For the private equity industry, the hack is at minimum a major new risk as the industry’s biggest players increasingly target IT and cybersecurity software, striking over $300 billion in deals over the past five years, according to Bain & Co. In addition to Thoma Bravo and Silver Lake, firms like Vista Equity Partners, Hellman & Friedman, TA Associates, TPG and Permira have earned fortunes on software and cybersecurity buyouts. While these businesses have proven their financial resilience from macroeconomic events such as the Covid-crisis and generate cash flows that can be leveraged, there is a growing risk that any vertical or horizontal software can be used by hackers to create existential IT risks.
The hacks appear to be part of a trend of cyber warfare between countries that’s spilled into the corporate sector, as Microsoft’s MSFT Brad Smith noted in comments yesterday to the New York Times. “Governments have long spied on each other but there is a growing and critical recognition that there needs to be a clear set of rules that put certain techniques off limits,” Smith told the Times. “One of the things that needs to be off limits is a broad supply chain attack that creates a vulnerability for the world that other forms of traditional espionage do not.”

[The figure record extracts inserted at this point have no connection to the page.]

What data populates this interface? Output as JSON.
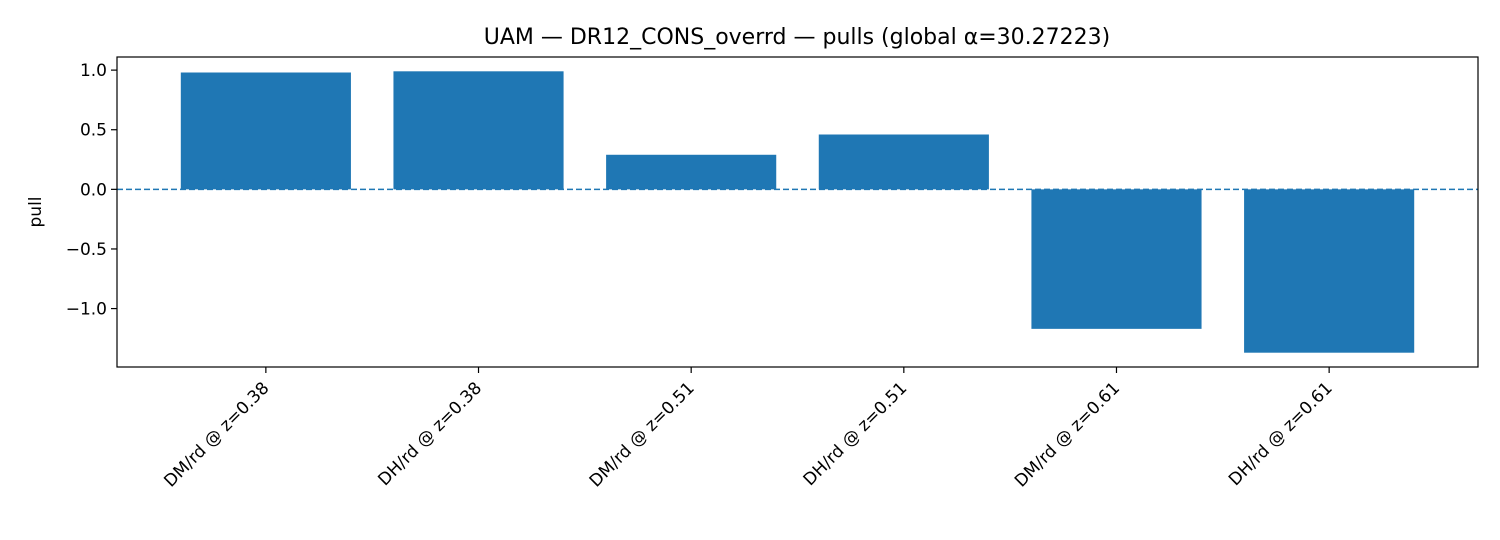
{
  "chart_data": {
    "type": "bar",
    "title": "UAM — DR12_CONS_overrd — pulls (global α=30.27223)",
    "xlabel": "",
    "ylabel": "pull",
    "categories": [
      "DM/rd @ z=0.38",
      "DH/rd @ z=0.38",
      "DM/rd @ z=0.51",
      "DH/rd @ z=0.51",
      "DM/rd @ z=0.61",
      "DH/rd @ z=0.61"
    ],
    "values": [
      0.98,
      0.99,
      0.29,
      0.46,
      -1.17,
      -1.37
    ],
    "yticks": [
      1.0,
      0.5,
      0.0,
      -0.5,
      -1.0
    ],
    "ytick_labels": [
      "1.0",
      "0.5",
      "0.0",
      "−0.5",
      "−1.0"
    ],
    "ylim": [
      -1.49,
      1.11
    ],
    "reference_line": 0,
    "grid": false,
    "bar_color": "#1f77b4",
    "reference_line_color": "#1f77b4"
  }
}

For now, software companies like SolarWinds are clearly in the crosshairs. According to analyst Dan Ives of Wedbush, the hack is a tailwind for security firms like Zscaler, CrowdStrike CRWD , CyberArk, SailPoint and Varonis. The move of IT departments onto the cloud should continue to create investment opportunities. But the shift is coming with big non-financial risks for company owners.
Private equity firms are well-versed in pulling companies through recessions, corporate breakups, and even white-knuckle negotiations with angry lenders. The SolarWinds hack is of a different magnitude. Presently, two of the world’s most prominent and successful private equity firms, are dealing with a crisis that’s infected the highest rungs of government and business.